No início do ano, a Faculdade de Jornalismo da Universidade do Arizona publicou um relatório intitulado “Beyond Objectivity” (“Além da Objetividade”) que discute as limitações do critério de “objetividade” tradicionalmente usado na produção (e avaliação) de conteúdo jornalístico, e sugere que ele deveria ser substituído por um critério mais sofisticado de “veracidade”. O trabalho repercutiu pouco no Brasil: a Folha de S.Paulo publicou uma meia dúzia de artigos sobre o assunto ao longo do semestre, em geral na linha de contrapor o “objetivo” ao “panfletário” e concluir que o primeiro é preferível ao segundo.
O que, além de óbvio, foge completamente do escopo da proposta original. Há uma diferença entre o ideal da objetividade (livre de distorção, viés, preconceito ou sentimento pessoal) e a forma como esse ideal se traduz na prática. Objetividade em estado puro não existe, pelo simples fato de que o jornalismo é praticado por seres humanos. O que existem são técnicas, práticas, preocupações e procedimentos que, espera-se, quando observados, permitem chegar razoavelmente perto dela.
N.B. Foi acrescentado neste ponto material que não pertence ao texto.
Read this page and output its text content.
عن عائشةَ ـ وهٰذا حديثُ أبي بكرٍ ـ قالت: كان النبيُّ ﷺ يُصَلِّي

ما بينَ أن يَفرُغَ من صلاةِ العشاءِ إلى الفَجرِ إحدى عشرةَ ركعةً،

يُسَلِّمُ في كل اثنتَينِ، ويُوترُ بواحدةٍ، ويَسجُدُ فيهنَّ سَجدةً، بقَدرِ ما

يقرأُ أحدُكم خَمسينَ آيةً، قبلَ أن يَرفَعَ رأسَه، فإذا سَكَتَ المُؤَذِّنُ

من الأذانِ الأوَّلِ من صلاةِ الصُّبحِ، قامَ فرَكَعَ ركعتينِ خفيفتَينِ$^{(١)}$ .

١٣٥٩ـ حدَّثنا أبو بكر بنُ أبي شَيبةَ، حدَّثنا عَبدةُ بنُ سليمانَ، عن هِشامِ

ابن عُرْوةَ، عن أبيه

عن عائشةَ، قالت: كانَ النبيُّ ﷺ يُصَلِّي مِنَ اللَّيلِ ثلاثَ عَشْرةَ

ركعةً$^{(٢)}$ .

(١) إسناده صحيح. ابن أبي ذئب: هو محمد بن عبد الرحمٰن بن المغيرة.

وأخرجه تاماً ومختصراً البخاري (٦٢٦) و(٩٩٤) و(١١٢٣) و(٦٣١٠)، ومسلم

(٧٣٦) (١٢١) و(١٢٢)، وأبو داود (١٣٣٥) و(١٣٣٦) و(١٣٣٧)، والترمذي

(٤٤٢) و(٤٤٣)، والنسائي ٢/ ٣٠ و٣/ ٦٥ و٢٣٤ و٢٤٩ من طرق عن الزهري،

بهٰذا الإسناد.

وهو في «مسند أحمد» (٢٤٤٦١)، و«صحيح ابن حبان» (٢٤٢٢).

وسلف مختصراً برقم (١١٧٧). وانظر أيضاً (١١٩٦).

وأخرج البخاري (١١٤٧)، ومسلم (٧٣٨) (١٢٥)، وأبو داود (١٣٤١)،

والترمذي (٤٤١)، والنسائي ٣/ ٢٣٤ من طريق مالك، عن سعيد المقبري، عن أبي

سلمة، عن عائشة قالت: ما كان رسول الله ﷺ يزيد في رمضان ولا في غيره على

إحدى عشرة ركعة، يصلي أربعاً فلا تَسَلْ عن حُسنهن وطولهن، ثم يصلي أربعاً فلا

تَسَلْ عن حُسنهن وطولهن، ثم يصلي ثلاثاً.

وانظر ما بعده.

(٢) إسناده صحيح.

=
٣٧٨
A crítica à objetividade só muito raramente é uma crítica ao ideal. Costuma, na verdade, representar um questionamento das ferramentas usadas em seu nome. É, por assim dizer, uma crítica aos “indicadores indiretos de objetividade”, muitas vezes empregados mais como sinalização de virtude jornalística do que em razão de algum temor legítimo de deslize panfletário.
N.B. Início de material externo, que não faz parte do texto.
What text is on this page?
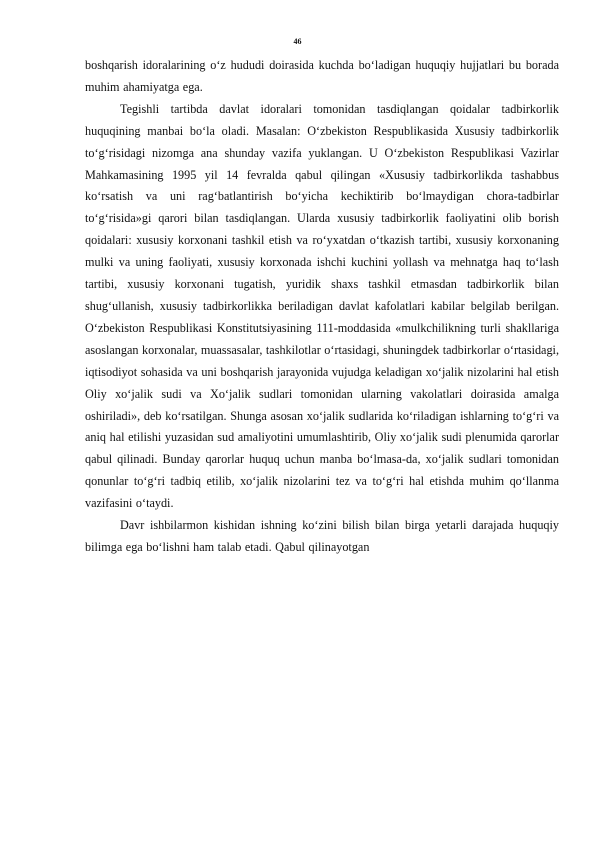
46

boshqarish idoralarining o‘z hududi doirasida kuchda bo‘ladigan huquqiy hujjatlari bu borada muhim ahamiyatga ega.

Tegishli tartibda davlat idoralari tomonidan tasdiqlangan qoidalar tadbirkorlik huquqining manbai bo‘la oladi. Masalan: O‘zbekiston Respublikasida Xususiy tadbirkorlik to‘g‘risidagi nizomga ana shunday vazifa yuklangan. U O‘zbekiston Respublikasi Vazirlar Mahkamasining 1995 yil 14 fevralda qabul qilingan «Xususiy tadbirkorlikda tashabbus ko‘rsatish va uni rag‘batlantirish bo‘yicha kechiktirib bo‘lmaydigan chora-tadbirlar to‘g‘risida»gi qarori bilan tasdiqlangan. Ularda xususiy tadbirkorlik faoliyatini olib borish qoidalari: xususiy korxonani tashkil etish va ro‘yxatdan o‘tkazish tartibi, xususiy korxonaning mulki va uning faoliyati, xususiy korxonada ishchi kuchini yollash va mehnatga haq to‘lash tartibi, xususiy korxonani tugatish, yuridik shaxs tashkil etmasdan tadbirkorlik bilan shug‘ullanish, xususiy tadbirkorlikka beriladigan davlat kafolatlari kabilar belgilab berilgan. O‘zbekiston Respublikasi Konstitutsiyasining 111-moddasida «mulkchilikning turli shakllariga asoslangan korxonalar, muassasalar, tashkilotlar o‘rtasidagi, shuningdek tadbirkorlar o‘rtasidagi, iqtisodiyot sohasida va uni boshqarish jarayonida vujudga keladigan xo‘jalik nizolarini hal etish Oliy xo‘jalik sudi va Xo‘jalik sudlari tomonidan ularning vakolatlari doirasida amalga oshiriladi», deb ko‘rsatilgan. Shunga asosan xo‘jalik sudlarida ko‘riladigan ishlarning to‘g‘ri va aniq hal etilishi yuzasidan sud amaliyotini umumlashtirib, Oliy xo‘jalik sudi plenumida qarorlar qabul qilinadi. Bunday qarorlar huquq uchun manba bo‘lmasa-da, xo‘jalik sudlari tomonidan qonunlar to‘g‘ri tadbiq etilib, xo‘jalik nizolarini tez va to‘g‘ri hal etishda muhim qo‘llanma vazifasini o‘taydi.

Davr ishbilarmon kishidan ishning ko‘zini bilish bilan birga yetarli darajada huquqiy bilimga ega bo‘lishni ham talab etadi. Qabul qilinayotgan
Tais ferramentas e indicadores (como o famigerado “outroladismo”, que pressupõe que todas as vozes envolvidas num debate têm o mesmo peso) tendem a privilegiar exatidão e neutralidade cosmética em detrimento da veracidade. Por exemplo, quando um jornal reproduz, entre aspas e sem nenhuma qualificação, a fala mentirosa de uma autoridade pública, ele está sendo exato (o político realmente disse aquelas palavras) e mostrando-se neutro (ao apenas reproduzi-las, sem nenhum tipo de comentário). Mas, ao praticar esse gesto de objetividade performática, também está sonegando de seus leitores a verdade dos fatos.
Na saúde
Já escrevi antes, tanto nesta revista (aqui e aqui) quanto em meu livro “Negacionismo e os Desafios da Ciência”, sobre como as práticas e normas usuais do jornalismo abrem espaço não só para a manipulação do noticiário por agentes maliciosos, como para a produção de conteúdo que é ao mesmo tempo tecnicamente perfeito e completamente falso.
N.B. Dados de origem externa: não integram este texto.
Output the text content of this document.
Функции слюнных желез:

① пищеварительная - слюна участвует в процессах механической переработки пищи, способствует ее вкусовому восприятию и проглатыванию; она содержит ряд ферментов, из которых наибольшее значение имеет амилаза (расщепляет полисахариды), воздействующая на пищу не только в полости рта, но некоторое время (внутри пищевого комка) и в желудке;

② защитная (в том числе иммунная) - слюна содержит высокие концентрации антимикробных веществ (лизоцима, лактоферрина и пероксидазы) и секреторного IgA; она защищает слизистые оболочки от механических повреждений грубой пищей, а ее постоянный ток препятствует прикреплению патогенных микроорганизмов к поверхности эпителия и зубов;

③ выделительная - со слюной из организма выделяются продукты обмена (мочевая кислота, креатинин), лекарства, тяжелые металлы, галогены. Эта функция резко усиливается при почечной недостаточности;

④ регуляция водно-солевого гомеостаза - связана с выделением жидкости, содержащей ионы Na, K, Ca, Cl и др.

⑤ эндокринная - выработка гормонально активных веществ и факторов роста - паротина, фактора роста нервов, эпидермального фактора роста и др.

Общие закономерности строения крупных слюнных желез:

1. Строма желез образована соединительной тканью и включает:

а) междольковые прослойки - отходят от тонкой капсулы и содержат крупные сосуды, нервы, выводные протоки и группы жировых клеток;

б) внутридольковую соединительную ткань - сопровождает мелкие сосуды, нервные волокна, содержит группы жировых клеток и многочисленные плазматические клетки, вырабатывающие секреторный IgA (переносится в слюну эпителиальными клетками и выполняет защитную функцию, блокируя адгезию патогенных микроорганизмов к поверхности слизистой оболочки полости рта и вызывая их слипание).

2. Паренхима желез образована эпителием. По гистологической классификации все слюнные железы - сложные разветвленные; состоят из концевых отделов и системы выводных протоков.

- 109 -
Vamos examinar, por exemplo, o modo "canônico" de se fazer jornalismo de saúde na grande imprensa brasileira. Há uma fórmula: parte-se de uma condição (uma doença – digamos, câncer de pulmão), de um tratamento e/ou mecanismo preventivo (digamos, uma nova técnica cirúrgica, talvez uma vacina recém-lançada) ou de uma conduta (pode ser fumar, deixar de fumar, vacinar-se, não vacinar-se).
A partir daí, buscam-se os chamados "personagens", que são pessoas que sofrem da condição/submeteram-se ao tratamento/adotam ou não adotam a conduta. Se o núcleo de personagens envolver uma família (a combinação de criancinha fofa doente com mamãe guerreira, cheia de esperança, mas com lágrima – quase imperceptível – no canto do olho é especialmente feliz), o prêmio de fim de ano da firma está quase garantido.
Tendo-se a condição e o(s) personagem(ns), é chegada a hora do médico. Pode ser apenas um, entrevistado mais longamente, ou dois ou três (neste caso, com declarações curtas).
Se todas as partes ouvidas forem representadas e citadas corretamente, a fórmula produz conteúdo “objetivo”: o material será exato e neutro, já que todas as opiniões e alegações estarão reproduzidas fidedignamente e de fato virão das fontes, não do veículo ou do repórter. Mas essa “objetividade” é conquistada ao preço de passar ao leitor uma visão errada, extremamente perigosa, de como a medicina funciona. Dá para seguir a fórmula ao pé da letra, sendo neutro, correto e objetivo, e deixar a impressão de que homeopatia funciona. Ou que cloroquina evita COVID-19. Ou que hesitação vacinal é uma postura razoável. E assim por diante.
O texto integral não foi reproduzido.